Nachbarrechtlicher Ausgleichsanspruch

Der nachbarrechtliche Ausgleichsanspruch aus § 906 Abs.2 S.2 BGB analog wird im Ersten Staatsexamen  selten geprüft. Daher beherrschen viele Examenkandidaten den Prüfungsaufbau nur unzureichend, obwohl sie sich schon durch Kenntnis desselben und eine saubere Subsumtion von der breiten Masse abheben könnten.

Eine bilderbuchmäßige Subsumtion hat nun der BGH in einer Entscheidung vorgenommen, in der es vor allem um die Frage ging, wer überhaupt als Störer im Sinne des § 1004 BGB anzusehen ist.

Doch zunächst zum Anspruch:

Ein Anspruch analog § 906 Abs. 2 S. 2 besteht, wenn der Eigentümer oder Besitzer des beeinträchtigten Grundstücks die im Rahmen privatwirtschaftlicher Nutzung sich ergebenden rechtswidrigen Einwirkungen (Störungen) aus tatsächlichen Gründen nicht mit Hilfe der §§ 862, 1004 unterbinden kann, sofern er hiedruch Nachteile erleidet, die das zumutbare Maß einer entschädigungslos hinzunehmenden Beeinträchtigung übersteigen.

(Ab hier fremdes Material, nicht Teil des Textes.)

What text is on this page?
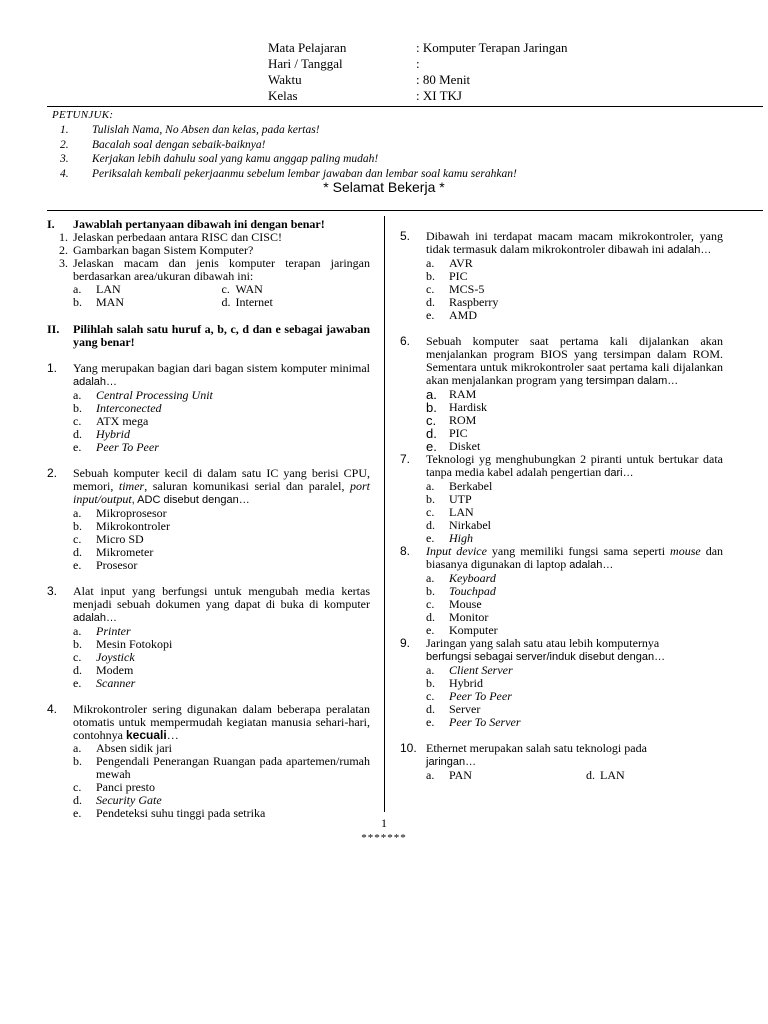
Mata Pelajaran	: Komputer Terapan Jaringan
Hari / Tanggal	:
Waktu	: 80 Menit
Kelas	: XI TKJ
PETUNJUK:
1. Tulislah Nama, No Absen dan kelas, pada kertas!
2. Bacalah soal dengan sebaik-baiknya!
3. Kerjakan lebih dahulu soal yang kamu anggap paling mudah!
4. Periksalah kembali pekerjaanmu sebelum lembar jawaban dan lembar soal kamu serahkan!
* Selamat Bekerja *
I.	Jawablah pertanyaan dibawah ini dengan benar!
1. Jelaskan perbedaan antara RISC dan CISC!
2. Gambarkan bagan Sistem Komputer?
3. Jelaskan macam dan jenis komputer terapan jaringan berdasarkan area/ukuran dibawah ini:
a.	LAN	c. WAN
b.	MAN	d. Internet
II.	Pilihlah salah satu huruf a, b, c, d dan e sebagai jawaban yang benar!
1.	Yang merupakan bagian dari bagan sistem komputer minimal adalah…
a.	Central Processing Unit
b.	Interconected
c.	ATX mega
d.	Hybrid
e.	Peer To Peer
2.	Sebuah komputer kecil di dalam satu IC yang berisi CPU, memori, timer, saluran komunikasi serial dan paralel, port input/output, ADC disebut dengan…
a.	Mikroprosesor
b.	Mikrokontroler
c.	Micro SD
d.	Mikrometer
e.	Prosesor
3.	Alat input yang berfungsi untuk mengubah media kertas menjadi sebuah dokumen yang dapat di buka di komputer adalah…
a.	Printer
b.	Mesin Fotokopi
c.	Joystick
d.	Modem
e.	Scanner
4.	Mikrokontroler sering digunakan dalam beberapa peralatan otomatis untuk mempermudah kegiatan manusia sehari-hari, contohnya kecuali…
a.	Absen sidik jari
b.	Pengendali Penerangan Ruangan pada apartemen/rumah mewah
c.	Panci presto
d.	Security Gate
e.	Pendeteksi suhu tinggi pada setrika
5.	Dibawah ini terdapat macam macam mikrokontroler, yang tidak termasuk dalam mikrokontroler dibawah ini adalah…
a.	AVR
b.	PIC
c.	MCS-5
d.	Raspberry
e.	AMD
6.	Sebuah komputer saat pertama kali dijalankan akan menjalankan program BIOS yang tersimpan dalam ROM. Sementara untuk mikrokontroler saat pertama kali dijalankan akan menjalankan program yang tersimpan dalam…
a.	RAM
b.	Hardisk
c.	ROM
d.	PIC
e.	Disket
7.	Teknologi yg menghubungkan 2 piranti untuk bertukar data tanpa media kabel adalah pengertian dari…
a.	Berkabel
b.	UTP
c.	LAN
d.	Nirkabel
e.	High
8.	Input device yang memiliki fungsi sama seperti mouse dan biasanya digunakan di laptop adalah…
a.	Keyboard
b.	Touchpad
c.	Mouse
d.	Monitor
e.	Komputer
9.	Jaringan yang salah satu atau lebih komputernya
berfungsi sebagai server/induk disebut dengan…
a.	Client Server
b.	Hybrid
c.	Peer To Peer
d.	Server
e.	Peer To Server
10. Ethernet merupakan salah satu teknologi pada
jaringan…
a.	PAN	d. LAN
1
*******
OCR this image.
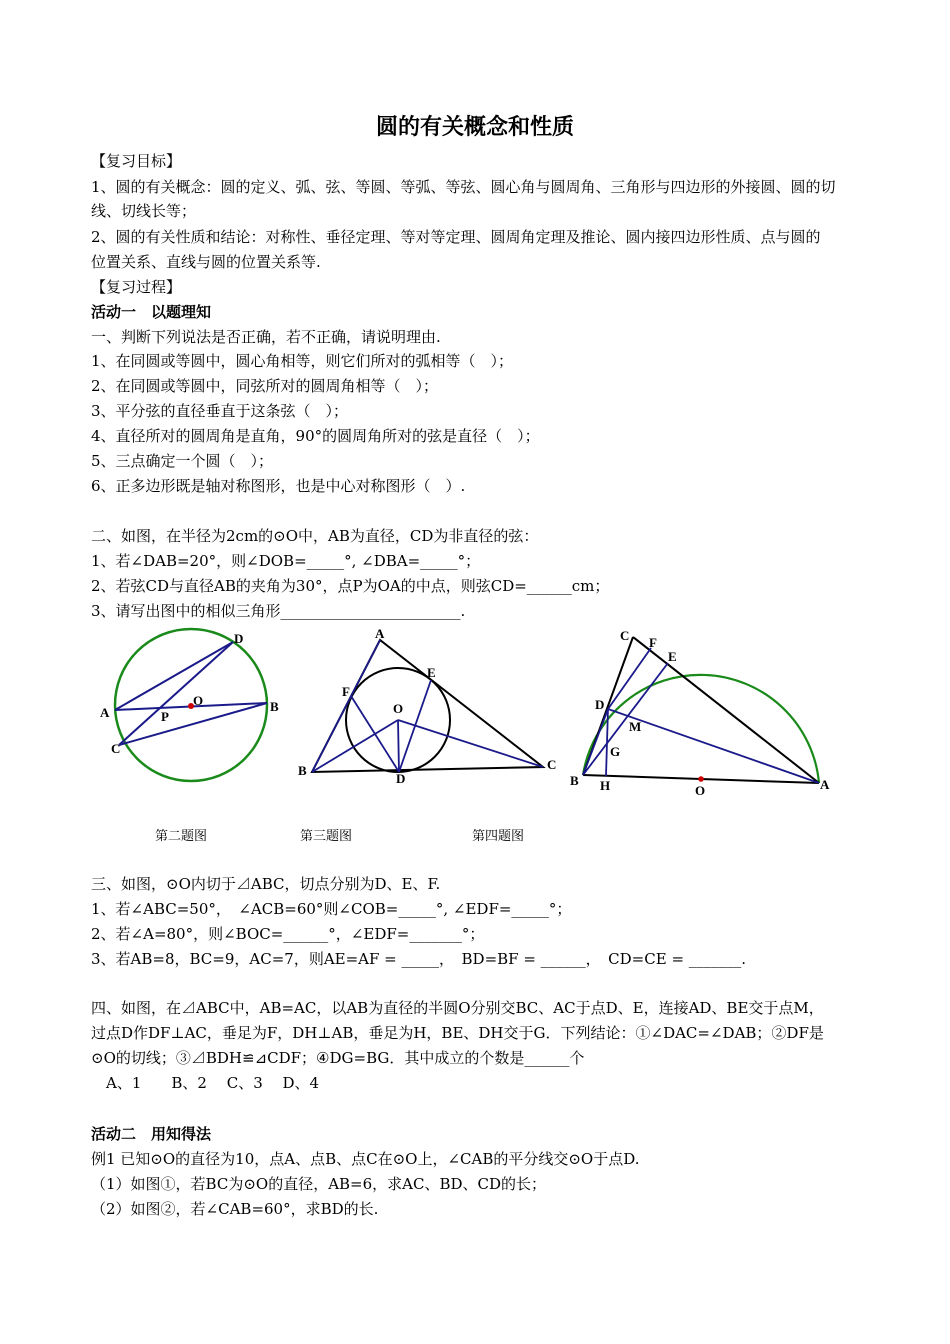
圆的有关概念和性质
【复习目标】
1、圆的有关概念：圆的定义、弧、弦、等圆、等弧、等弦、圆心角与圆周角、三角形与四边形的外接圆、圆的切
线、切线长等；
2、圆的有关性质和结论：对称性、垂径定理、等对等定理、圆周角定理及推论、圆内接四边形性质、点与圆的
位置关系、直线与圆的位置关系等.
【复习过程】
活动一　以题理知
一、判断下列说法是否正确，若不正确，请说明理由.
1、在同圆或等圆中，圆心角相等，则它们所对的弧相等（　）；
2、在同圆或等圆中，同弦所对的圆周角相等（　）；
3、平分弦的直径垂直于这条弦（　）；
4、直径所对的圆周角是直角，90°的圆周角所对的弦是直径（　）；
5、三点确定一个圆（　）；
6、正多边形既是轴对称图形，也是中心对称图形（　）.
二、如图，在半径为2cm的⊙O中，AB为直径，CD为非直径的弦：
1、若∠DAB=20°，则∠DOB=_____°, ∠DBA=_____°；
2、若弦CD与直径AB的夹角为30°，点P为OA的中点，则弦CD=______cm；
3、请写出图中的相似三角形________________________.
D
A	B
C
O
P
A
B	C
D
E
F
O
C F
E
D
M
G
B H	O	A
第二题图	第三题图	第四题图
三、如图，⊙O内切于⊿ABC，切点分别为D、E、F.
1、若∠ABC=50°，　∠ACB=60°则∠COB=_____°, ∠EDF=_____°；
2、若∠A=80°，则∠BOC=______°，∠EDF=_______°；
3、若AB=8，BC=9，AC=7，则AE=AF = _____，　BD=BF = ______，　CD=CE = _______.
四、如图，在⊿ABC中，AB=AC，以AB为直径的半圆O分别交BC、AC于点D、E，连接AD、BE交于点M，
过点D作DF⊥AC，垂足为F，DH⊥AB，垂足为H，BE、DH交于G．下列结论：①∠DAC=∠DAB；②DF是
⊙O的切线；③⊿BDH≌⊿CDF；④DG=BG．其中成立的个数是______个
　A、1　　B、2　 C、3　 D、4
活动二　用知得法
例1 已知⊙O的直径为10，点A、点B、点C在⊙O上，∠CAB的平分线交⊙O于点D.
（1）如图①，若BC为⊙O的直径，AB=6，求AC、BD、CD的长；
（2）如图②，若∠CAB=60°，求BD的长.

Dies betrifft insbesondere Fälle, in denen ein Brand auf ein fremdes Grundstück übergreift, da der Nachbar die Gefahr in aller Regel nicht erkennen und die Einwirkungen auf sein Grundstück daher nicht rechtzeitig abwehren kann.

Zu prüfen ist daher wie folgt:

– Privatwirtschaftliche Nutzung
– Kausale Beeinträchtigung des anderen Grundstücks
– Anspruchsgegner ist Störer im Sinne des § 1004 BGB
– Geltendmachung der §§ 862 Abs.1, 1004 Abs.1 BGB aus faktischen Gründen nicht möglich.
– Überschreiten des zumutbaren Maßes einer entschädigungslos hinzunehmenden Beeinträchtigung
– Feststellung der Entschädigungshöhe
– Anwendung des Anspruchs trotz Subsidiarität möglich.

Fall

Der Beklagte ließ durch einen Handwerker Reparaturarbeiten durchführen, bei welchen auch ein Brenner zum Einsatz kam. Der Handwerker verursachte schuldhaft die Entstehung eines Glutnestes. Dieses löste einen Brand aus, der auf das Nachbarhaus übergriff und dieses stark beschädigte.

Entscheidung

In der Entscheidung vom 09.02.2018 Az.: V ZR 311/16 stellte der BGH zunächst fest, dass für die Störereigenschaft nicht lediglich Eigentum oder Besitz ausreichen. Vielmehr müsse die Beeinträchtigung des Nachbargrundstücks wenigstens mittelbar auf den Willen des Eigentümers oder Besitzers zurückgehen. Dies sei bei Beauftragung eines Handwerkers der Fall, weil mit der Beauftragung eine Sicherungspflicht zur Verhinderung möglicher Beeinträchtigungen einhergehe.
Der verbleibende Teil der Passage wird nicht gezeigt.